Herr Präsident! Meine sehr geehrten Damen und Herren! Ich glaube, mich erinnern zu können, dass dieser Vorwurf einmal seitens der Oppositionsfraktionen erhoben worden ist. An andere kann ich mich jetzt nicht erinnern. Sie können mir das aber gerne nachliefern.

Ich will Ihnen eines sagen: Die Landesregierung und alle Minister haben nach ihrem Amtseid unabhängig von der Person entschieden. Das heißt, es wäre so entschieden worden, wenn Schlecker ausschließlich weibliche Mitarbeiter gehabt hätte, und es wäre genauso entschieden worden, wenn bei Schlecker ausschließlich männliche Mitarbeiter gewesen wären. Auch Religion hat in dieser Frage keine Rolle gespielt. Von solchen Dingen darf man sich bei der Entscheidung nicht leiten lassen.

(Beifall bei der FDP und bei der CDU)

Der Kollege Wenzel stellt die nächste Zusatzfrage.

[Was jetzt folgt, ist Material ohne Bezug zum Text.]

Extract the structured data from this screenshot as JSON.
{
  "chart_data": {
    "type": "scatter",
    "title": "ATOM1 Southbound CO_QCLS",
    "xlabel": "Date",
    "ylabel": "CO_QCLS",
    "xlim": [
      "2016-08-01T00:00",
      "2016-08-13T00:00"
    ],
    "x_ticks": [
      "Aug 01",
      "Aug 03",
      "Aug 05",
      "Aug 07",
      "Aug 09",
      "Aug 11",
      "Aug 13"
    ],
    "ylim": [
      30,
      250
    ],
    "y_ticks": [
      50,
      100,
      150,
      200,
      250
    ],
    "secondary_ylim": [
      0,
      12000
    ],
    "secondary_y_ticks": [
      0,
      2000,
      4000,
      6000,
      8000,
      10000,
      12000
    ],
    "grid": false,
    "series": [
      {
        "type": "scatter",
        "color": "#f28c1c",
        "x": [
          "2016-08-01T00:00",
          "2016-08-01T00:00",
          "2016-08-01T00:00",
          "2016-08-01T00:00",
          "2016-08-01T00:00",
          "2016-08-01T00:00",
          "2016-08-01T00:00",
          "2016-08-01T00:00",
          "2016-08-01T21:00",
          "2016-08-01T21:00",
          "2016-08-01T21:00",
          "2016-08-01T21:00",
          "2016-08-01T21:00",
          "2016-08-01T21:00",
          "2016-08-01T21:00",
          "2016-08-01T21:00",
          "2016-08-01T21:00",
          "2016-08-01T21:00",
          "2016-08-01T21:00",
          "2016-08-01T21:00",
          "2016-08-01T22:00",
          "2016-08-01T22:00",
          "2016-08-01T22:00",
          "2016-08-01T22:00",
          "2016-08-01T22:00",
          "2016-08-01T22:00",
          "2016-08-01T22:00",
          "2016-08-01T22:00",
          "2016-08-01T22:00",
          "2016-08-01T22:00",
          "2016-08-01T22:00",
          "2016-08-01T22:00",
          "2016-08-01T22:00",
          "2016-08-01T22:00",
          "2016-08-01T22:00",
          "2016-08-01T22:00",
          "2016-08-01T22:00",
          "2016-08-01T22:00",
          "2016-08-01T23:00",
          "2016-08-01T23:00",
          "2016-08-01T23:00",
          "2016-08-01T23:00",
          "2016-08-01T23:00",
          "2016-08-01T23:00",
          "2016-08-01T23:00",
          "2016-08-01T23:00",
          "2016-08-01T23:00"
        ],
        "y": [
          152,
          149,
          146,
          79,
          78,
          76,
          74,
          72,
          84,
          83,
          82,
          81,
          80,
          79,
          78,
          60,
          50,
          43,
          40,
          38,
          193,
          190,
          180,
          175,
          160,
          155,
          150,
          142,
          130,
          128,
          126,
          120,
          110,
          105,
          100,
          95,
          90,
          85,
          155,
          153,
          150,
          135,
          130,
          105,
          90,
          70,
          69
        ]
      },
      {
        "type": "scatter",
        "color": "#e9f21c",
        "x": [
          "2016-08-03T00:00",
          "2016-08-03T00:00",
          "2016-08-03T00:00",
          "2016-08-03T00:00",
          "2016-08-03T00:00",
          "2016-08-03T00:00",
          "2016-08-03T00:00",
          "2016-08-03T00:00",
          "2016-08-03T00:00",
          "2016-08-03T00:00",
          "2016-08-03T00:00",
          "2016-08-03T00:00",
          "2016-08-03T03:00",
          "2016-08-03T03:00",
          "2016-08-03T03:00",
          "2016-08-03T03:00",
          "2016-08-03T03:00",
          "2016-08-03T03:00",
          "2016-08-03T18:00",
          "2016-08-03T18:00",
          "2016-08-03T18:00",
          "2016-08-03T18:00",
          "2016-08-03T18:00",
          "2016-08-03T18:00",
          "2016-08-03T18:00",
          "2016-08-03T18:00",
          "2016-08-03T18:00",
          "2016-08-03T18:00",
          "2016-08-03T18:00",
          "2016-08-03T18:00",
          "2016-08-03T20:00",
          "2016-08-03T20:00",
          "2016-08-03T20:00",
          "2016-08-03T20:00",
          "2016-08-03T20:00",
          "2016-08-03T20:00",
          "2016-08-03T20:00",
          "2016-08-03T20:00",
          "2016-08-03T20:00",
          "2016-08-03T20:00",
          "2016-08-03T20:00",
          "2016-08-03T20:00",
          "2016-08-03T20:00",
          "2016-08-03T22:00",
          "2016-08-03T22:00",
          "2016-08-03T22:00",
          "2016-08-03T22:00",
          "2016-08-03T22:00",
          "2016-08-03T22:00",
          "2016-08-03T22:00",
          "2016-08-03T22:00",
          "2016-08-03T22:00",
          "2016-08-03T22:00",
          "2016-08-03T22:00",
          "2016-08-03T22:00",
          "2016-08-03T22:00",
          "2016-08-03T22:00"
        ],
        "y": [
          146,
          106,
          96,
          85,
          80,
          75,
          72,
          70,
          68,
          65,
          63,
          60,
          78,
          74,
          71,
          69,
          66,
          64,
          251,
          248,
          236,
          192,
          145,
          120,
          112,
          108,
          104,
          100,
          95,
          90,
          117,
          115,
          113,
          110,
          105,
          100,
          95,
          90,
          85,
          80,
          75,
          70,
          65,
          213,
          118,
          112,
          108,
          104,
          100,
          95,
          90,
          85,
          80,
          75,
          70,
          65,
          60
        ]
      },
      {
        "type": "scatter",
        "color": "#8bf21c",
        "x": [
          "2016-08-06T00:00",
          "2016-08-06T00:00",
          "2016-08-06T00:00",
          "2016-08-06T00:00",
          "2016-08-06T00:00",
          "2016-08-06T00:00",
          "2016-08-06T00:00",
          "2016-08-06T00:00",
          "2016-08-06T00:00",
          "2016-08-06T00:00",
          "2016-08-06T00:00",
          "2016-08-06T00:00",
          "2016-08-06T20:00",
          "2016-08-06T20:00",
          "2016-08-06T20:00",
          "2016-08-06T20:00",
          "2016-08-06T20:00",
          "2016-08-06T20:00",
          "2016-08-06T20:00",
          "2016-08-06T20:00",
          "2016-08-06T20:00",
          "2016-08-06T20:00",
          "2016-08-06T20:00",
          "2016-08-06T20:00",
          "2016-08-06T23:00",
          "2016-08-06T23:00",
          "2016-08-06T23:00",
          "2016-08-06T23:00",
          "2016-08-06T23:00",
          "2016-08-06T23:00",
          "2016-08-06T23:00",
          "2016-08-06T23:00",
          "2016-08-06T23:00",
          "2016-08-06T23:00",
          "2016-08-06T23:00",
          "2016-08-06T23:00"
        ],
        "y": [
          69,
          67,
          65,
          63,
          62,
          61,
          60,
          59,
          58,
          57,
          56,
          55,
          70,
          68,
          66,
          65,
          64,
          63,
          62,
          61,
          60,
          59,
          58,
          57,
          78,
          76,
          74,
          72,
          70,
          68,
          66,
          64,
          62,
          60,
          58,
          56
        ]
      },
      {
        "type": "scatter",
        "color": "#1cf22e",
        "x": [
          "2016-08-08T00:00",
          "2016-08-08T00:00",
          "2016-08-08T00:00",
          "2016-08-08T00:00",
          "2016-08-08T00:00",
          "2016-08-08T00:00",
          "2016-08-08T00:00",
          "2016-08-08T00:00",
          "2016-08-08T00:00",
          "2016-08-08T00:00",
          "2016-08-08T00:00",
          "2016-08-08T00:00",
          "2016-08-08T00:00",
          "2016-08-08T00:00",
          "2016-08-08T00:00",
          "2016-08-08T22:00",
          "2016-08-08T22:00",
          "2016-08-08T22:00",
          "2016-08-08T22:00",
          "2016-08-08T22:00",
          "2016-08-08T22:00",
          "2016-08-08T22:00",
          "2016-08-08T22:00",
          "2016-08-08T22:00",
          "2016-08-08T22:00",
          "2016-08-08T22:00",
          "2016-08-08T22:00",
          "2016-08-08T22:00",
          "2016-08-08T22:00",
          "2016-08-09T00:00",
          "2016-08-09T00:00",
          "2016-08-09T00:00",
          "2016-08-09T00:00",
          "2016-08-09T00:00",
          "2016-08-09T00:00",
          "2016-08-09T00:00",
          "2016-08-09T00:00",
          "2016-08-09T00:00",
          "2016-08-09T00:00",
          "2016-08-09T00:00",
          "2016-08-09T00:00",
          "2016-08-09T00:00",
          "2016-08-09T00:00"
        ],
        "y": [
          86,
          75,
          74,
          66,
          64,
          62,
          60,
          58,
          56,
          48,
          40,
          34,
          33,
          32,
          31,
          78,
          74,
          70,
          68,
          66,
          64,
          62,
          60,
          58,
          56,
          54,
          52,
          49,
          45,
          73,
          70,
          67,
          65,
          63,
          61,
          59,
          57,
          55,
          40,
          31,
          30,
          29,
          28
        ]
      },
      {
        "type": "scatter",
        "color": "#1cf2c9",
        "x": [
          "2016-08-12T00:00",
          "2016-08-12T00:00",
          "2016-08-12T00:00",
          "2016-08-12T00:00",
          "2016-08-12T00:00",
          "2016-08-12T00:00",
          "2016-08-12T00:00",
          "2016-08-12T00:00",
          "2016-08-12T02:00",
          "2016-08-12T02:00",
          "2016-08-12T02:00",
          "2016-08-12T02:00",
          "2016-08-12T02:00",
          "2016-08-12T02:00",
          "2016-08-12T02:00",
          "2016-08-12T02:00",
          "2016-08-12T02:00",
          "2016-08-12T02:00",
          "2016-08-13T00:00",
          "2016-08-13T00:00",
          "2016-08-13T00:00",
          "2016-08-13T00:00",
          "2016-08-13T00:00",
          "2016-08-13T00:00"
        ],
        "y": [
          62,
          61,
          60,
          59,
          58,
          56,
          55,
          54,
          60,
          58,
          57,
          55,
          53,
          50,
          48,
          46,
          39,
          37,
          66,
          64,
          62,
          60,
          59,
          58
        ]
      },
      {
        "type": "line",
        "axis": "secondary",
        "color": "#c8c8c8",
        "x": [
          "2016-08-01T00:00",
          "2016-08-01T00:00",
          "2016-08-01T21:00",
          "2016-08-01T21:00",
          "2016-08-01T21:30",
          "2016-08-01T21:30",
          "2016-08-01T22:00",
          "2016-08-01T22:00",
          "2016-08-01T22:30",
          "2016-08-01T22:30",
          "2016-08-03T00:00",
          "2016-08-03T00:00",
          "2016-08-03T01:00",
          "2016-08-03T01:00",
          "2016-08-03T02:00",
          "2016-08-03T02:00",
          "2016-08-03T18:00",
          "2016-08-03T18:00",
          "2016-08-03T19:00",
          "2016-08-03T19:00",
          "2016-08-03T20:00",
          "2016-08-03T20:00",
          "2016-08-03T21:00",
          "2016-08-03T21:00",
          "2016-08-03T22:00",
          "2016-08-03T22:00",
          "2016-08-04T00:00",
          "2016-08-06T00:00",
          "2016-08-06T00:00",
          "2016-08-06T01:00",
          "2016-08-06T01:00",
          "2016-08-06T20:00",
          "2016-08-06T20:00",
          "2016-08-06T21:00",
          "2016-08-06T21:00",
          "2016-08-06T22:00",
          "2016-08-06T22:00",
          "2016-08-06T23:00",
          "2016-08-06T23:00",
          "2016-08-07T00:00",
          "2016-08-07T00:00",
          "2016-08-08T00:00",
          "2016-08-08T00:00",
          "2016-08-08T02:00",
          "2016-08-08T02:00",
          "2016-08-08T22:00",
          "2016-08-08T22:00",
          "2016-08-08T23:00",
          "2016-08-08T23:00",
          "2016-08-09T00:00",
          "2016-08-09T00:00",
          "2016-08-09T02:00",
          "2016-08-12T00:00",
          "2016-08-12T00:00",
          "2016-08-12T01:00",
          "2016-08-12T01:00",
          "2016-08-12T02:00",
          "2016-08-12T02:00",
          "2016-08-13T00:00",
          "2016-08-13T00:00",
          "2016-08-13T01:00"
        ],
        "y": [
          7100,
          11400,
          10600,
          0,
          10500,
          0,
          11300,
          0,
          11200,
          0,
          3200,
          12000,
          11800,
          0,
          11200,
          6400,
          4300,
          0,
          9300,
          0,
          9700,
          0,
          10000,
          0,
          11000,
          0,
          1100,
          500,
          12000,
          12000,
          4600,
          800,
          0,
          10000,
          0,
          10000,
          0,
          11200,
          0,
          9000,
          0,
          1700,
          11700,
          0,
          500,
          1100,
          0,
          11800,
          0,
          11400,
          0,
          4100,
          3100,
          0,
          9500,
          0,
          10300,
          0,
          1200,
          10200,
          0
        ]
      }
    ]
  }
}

Sehr geehrter Herr Präsident! Sehr geehrter Herr Bode, vor dem Hintergrund der Tatsache, dass es im Drogeriemarkt mittlerweile nur noch zwei große Wettbewerber gibt, und vor dem Hintergrund der Tatsache, dass Ihre Verweigerung einer Bürgschaft für eine Transfergesellschaft wesentlich zu dieser Marktbereinigung beigetragen hat, frage ich Sie, ob es nach Ihrer Kenntnis Einflussnahmen des verbleibenden Wettbewerbers aus Hannover - ich meine Rossmann - auf die Landesregierung gegeben hat.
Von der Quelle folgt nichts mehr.